Larry Ott is the type of guy you would not want to take the time to learn. Referred to by the locals as "Scary Larry" Ott lives alone in the middle of nowhere, off the beaten path in rural Mississippi farmhouse. Son of the late engineer, he runs the only auto shop in the small town of Chabot, although rarely is the local visitors. His social Bane stems in part from a missing person case in the late seventies, which was never resolved, Larry was last seen with a young girl and is widely assumed that he was responsible for her death. Issues are further complicated by thirty-odd years later, when another girl goes missing in the present. Accusations fly fast and this time it was Larry, whose life is at stake.
Meanwhile, Silas Jones, Constable of Chabot, one of the loner himself, although he frequents a local bar and has a taste for loose women. The black man, he went to school with Silas (who is white) shortly after Chabot integration in the mid seventies. Since high school, Silas moved away from Chabot, and after college and a brief restriction in the army, decided to return home to deal with the police. Having made friends with Larry for a short period in high school, and because we do not know, force has become confused with the possibility of contacting Larry him upon his return. Crooked Letter, Crooked Letter Tom Franklin (author of Hell on the back) is intricately woven novel, slow-building page-turner with jolts of suspense and electrifying twists at the end of each chapter that make it difficult to set the book aside. Taking its name we are told, from Rome to the South, children learn how to help them decipher how to spell Mississippi, Crooked Letter, Crooked Letter captures the subtleties of life in a small town in a beautiful place to dialogue and real interaction between the southern people.
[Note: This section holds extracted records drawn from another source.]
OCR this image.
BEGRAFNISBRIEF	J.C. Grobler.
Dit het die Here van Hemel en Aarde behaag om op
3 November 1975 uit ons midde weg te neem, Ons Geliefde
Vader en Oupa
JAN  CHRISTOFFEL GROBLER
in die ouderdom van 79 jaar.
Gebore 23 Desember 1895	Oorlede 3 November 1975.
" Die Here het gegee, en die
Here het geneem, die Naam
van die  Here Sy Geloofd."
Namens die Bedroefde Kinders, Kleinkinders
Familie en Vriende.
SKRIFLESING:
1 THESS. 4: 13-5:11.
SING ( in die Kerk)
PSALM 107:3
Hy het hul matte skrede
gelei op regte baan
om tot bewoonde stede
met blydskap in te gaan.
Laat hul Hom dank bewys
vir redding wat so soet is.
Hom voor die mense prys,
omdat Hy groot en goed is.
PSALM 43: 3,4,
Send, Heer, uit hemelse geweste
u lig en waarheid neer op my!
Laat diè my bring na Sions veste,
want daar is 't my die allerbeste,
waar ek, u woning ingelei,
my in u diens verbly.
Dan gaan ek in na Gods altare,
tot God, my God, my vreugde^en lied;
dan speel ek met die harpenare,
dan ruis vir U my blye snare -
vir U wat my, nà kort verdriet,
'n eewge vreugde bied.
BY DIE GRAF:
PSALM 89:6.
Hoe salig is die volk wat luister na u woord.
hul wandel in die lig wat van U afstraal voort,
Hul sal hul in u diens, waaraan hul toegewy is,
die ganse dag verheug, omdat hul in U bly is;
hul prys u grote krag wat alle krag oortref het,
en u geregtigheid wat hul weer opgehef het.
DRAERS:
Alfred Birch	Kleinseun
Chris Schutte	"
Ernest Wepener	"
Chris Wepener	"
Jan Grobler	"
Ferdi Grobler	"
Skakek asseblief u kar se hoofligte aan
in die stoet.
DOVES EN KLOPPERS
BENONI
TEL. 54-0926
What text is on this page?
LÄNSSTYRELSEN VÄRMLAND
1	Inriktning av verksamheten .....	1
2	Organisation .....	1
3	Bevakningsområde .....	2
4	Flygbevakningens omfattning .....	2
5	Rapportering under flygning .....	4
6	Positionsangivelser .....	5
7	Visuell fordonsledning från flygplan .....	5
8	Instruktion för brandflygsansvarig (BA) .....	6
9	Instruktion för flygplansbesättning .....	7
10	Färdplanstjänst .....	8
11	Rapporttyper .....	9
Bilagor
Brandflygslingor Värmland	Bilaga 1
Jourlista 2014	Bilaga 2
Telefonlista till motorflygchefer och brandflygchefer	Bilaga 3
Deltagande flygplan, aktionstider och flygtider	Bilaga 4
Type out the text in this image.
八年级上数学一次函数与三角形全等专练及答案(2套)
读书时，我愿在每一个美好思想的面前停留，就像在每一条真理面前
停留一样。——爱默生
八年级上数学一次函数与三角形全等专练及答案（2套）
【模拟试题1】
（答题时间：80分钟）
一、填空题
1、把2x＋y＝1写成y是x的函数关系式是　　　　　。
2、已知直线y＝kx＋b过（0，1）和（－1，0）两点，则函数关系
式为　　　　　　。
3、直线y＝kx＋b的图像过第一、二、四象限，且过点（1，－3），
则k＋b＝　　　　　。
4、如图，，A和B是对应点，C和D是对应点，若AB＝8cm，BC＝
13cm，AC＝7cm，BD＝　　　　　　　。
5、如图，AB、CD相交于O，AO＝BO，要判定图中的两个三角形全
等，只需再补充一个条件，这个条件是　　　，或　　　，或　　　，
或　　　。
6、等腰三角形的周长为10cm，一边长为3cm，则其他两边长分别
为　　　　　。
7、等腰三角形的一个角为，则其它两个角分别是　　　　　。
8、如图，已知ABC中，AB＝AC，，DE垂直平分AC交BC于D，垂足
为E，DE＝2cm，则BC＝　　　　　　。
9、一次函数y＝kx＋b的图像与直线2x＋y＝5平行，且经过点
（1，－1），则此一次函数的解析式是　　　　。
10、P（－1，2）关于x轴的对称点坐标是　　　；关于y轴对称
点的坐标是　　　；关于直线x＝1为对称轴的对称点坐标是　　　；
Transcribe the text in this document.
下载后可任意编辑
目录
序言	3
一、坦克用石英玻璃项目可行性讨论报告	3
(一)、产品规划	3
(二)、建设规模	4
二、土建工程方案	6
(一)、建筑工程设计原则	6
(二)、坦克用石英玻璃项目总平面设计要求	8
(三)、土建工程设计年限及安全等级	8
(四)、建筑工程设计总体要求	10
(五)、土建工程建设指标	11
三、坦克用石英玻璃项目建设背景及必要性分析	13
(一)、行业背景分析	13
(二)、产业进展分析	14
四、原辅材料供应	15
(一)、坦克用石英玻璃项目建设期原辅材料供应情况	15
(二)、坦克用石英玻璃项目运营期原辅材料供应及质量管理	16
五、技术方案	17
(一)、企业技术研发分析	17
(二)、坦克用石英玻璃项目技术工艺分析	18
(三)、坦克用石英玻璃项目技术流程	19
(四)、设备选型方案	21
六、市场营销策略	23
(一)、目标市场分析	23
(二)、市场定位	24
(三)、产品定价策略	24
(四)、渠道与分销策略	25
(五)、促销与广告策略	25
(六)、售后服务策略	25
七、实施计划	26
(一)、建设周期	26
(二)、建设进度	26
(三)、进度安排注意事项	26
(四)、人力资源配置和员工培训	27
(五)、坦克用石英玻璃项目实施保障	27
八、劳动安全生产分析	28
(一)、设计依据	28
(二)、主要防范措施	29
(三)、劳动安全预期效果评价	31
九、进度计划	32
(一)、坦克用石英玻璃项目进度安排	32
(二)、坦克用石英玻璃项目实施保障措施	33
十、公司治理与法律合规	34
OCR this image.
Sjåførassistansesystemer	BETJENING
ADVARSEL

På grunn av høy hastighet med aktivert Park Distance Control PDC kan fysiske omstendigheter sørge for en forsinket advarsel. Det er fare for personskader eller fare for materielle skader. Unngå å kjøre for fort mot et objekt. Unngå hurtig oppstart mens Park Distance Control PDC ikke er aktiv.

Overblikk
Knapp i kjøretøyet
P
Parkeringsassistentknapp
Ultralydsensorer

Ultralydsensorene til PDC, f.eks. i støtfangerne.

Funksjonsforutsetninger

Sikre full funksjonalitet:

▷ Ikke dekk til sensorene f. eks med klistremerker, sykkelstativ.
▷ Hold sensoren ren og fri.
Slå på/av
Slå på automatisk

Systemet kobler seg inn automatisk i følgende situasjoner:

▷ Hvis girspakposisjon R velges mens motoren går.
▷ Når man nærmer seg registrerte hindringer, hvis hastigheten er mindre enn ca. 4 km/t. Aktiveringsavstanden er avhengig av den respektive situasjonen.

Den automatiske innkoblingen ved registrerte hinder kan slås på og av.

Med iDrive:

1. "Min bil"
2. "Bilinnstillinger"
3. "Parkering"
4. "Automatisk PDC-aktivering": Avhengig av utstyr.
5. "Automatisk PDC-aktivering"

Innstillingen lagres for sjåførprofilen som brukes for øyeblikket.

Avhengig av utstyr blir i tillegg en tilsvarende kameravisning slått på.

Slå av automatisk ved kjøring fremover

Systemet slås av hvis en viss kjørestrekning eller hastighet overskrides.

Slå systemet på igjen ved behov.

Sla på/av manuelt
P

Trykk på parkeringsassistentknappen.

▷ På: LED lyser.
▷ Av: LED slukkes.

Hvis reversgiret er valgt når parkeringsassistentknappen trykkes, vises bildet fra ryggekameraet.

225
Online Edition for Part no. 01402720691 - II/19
Take for example the exchange between the Force and his mistress Angie, over the possibility of crime:
"Let the child. Tell me more."
"I need yall to run outside when you get a minute. Little dirt road at Chabot, from camping Cemetery Road".
"I know where he is staying. How come?"
"Only when one minute. See if it looks clean. It is not far from where yall at now."
He also praised for the characterization of-all, including minor characters are given enough detail and assigned its own idiosyncrasies that can give life. There are French, Silas 'superior, former game warden and Vietnam vet who has a penchant for tacky T-shirts, shrimp po' boys, and Coca-Cola. We meet Mrs. Voncille, city clerk, a woman know that tense, because it requires only one seat in her joint office near a window, just because there is no longer hates when someone leaves the toilet seat up, and was divorced a few times. Even Silas has its quirks, the nickname "32" because of his baseball number in high school.
If you are looking for storytelling at its best then look no further, you find it. Crooked Letter, Crooked Letter is all that diamond in the ruff that comes along once in a while, to satisfy readers' desire for mystery and adventure.